L’alternance : le pari de la responsabilité et de la reconstruction
Les élections récentes ont rebattu les cartes. L’arrivée au pouvoir d’une coalition de droite libérale et conservatrice a marqué un tournant radical. Portée par l’exaspération populaire et le sentiment d’un déclin injustifié, cette nouvelle majorité a promis de rendre au Chili sa vitalité, son attractivité et son rôle pivot dans la région.
Le mot d’ordre est clair : stabilité, ouverture et alliance avec ceux qui réussissent.
Dans cette recomposition, Israël apparaît non seulement comme un partenaire naturel, mais aussi comme un modèle économique et technologique. Les liens historiques entre les deux nations, notamment à travers leurs communautés entrepreneuriales et scientifiques, offrent une base solide à un rapprochement durable.

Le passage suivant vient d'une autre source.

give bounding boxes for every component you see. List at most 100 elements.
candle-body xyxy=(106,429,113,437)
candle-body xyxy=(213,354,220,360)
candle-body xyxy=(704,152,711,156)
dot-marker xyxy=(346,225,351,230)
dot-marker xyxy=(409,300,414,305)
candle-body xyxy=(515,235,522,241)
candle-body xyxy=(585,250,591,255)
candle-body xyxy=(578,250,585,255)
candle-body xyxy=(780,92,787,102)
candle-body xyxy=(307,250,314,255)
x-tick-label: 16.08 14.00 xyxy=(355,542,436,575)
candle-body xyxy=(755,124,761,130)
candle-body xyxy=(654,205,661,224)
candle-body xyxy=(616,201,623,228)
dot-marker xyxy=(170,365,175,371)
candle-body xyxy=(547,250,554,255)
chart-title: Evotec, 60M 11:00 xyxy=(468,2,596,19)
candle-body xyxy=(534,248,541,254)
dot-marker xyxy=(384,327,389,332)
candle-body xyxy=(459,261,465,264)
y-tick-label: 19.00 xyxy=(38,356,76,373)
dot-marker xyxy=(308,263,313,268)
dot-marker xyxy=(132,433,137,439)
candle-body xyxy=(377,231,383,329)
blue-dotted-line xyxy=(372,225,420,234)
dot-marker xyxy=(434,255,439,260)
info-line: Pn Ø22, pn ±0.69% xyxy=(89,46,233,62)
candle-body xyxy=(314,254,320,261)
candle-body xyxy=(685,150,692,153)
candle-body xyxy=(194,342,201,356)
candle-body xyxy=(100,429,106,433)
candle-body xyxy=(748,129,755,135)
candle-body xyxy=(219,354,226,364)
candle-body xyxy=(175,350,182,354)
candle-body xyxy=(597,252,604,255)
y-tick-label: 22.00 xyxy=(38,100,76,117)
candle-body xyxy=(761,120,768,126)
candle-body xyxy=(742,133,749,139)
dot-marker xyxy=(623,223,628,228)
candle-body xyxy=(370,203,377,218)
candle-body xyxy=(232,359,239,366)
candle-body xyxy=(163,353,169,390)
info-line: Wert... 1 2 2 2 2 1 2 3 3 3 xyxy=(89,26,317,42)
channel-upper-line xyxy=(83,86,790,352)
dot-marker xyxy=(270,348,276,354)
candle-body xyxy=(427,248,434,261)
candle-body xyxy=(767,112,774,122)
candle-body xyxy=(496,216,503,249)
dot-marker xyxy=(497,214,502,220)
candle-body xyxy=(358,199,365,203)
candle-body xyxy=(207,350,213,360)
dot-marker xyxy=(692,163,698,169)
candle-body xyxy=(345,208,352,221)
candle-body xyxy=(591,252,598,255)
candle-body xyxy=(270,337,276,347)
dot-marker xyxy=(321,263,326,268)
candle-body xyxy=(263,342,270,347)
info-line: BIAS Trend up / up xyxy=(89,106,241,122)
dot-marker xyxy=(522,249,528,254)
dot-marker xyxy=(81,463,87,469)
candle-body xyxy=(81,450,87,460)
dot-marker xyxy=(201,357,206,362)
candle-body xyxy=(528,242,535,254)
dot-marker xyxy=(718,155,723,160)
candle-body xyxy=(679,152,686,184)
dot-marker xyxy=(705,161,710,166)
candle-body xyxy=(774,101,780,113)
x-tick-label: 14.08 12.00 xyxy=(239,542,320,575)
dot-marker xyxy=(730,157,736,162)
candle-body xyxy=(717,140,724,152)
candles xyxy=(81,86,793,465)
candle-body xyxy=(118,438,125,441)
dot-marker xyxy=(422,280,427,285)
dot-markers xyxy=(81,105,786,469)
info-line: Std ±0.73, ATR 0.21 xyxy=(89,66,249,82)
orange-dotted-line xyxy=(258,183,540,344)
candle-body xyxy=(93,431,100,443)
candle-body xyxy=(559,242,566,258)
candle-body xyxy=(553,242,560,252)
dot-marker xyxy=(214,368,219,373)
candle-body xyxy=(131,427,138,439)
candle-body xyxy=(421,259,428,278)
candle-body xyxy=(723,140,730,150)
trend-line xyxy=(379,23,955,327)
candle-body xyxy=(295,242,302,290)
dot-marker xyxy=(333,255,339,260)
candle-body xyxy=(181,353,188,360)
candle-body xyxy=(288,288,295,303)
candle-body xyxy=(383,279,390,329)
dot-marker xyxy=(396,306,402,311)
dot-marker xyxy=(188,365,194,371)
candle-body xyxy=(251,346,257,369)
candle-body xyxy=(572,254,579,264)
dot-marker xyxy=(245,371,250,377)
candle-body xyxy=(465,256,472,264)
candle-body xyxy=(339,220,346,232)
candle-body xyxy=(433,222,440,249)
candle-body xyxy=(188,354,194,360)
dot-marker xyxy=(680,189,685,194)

Le retour d’Israël au cœur de la stratégie chilienne : L’un des premiers gestes du nouveau gouvernement a été d’amorcer un dialogue franc avec Jérusalem, exprimant sa volonté de rejoindre le cadre élargi des Accords d’Abraham — que certains appellent déjà à tort ou à raison les “Accords d’Isaac” en allusion à la continuité du projet de paix abrahamique dans la région.
Ce repositionnement diplomatique, au‑delà du symbole religieux ou géopolitique, traduit un calcul économique rationnel : accéder aux innovations israéliennes en matière d’irrigation, de technologies minières, d’agriculture de précision et d’intelligence artificielle appliquée aux ressources naturelles.
Le Chili, qui détient près de la moitié des réserves mondiales de lithium et d’importantes ressources en cuivre et en terres rares, comprend que son avenir dépendra autant de la valorisation de ces richesses que de la modernisation de son appareil productif. En Israël, il trouve un partenaire qui a su transformer un désert en terre d’abondance — une inspiration directe pour ses propres régions arides du nord.
Une alliance bénie par les intérêts communs : Les premiers contacts bilatéraux ont déjà laissé entrevoir des projets concrets : coopération universitaire, transferts de technologies d’irrigation israéliennes vers les exploitations chiliennes, investissements conjoints dans les start‑ups de la transition énergétique.
Sur le plan diplomatique, Santiago pourrait bientôt s’inscrire dans le mouvement historique de normalisation régionale, aux côtés du Maroc ou des Émirats arabes unis, ouvrant ainsi une ère nouvelle de coopération Sud–Sud sous auspices israéliennes et américaines.
Au fond, cette évolution dépasse la simple alternance politique : il s’agit de la réaffirmation d’une identité nationale pragmatique, attachée à la liberté d’entreprendre, consciente de sa responsabilité géoéconomique, et désireuse de s’inscrire dans la modernité. Le Chili ne rompt pas seulement avec un socialisme dogmatique : il renoue avec une vision réaliste du monde, où les nations prospèrent grâce à l’intelligence, la technologie et les alliances éclairées.
Si la bénédiction d’Isaac évoque une promesse de fécondité et de prospérité, elle prend ici un sens bien concret : celui d’un pays riche en ressources naturelles mais longtemps appauvri par la démagogie, qui retrouve aujourd’hui la voie de la responsabilité, de l’innovation et du dialogue.
Le Chili du renouveau entend bien faire mentir son passé récent et redevenir, avec Israël à ses côtés, un modèle de stabilité et d’audace pour tout le continent.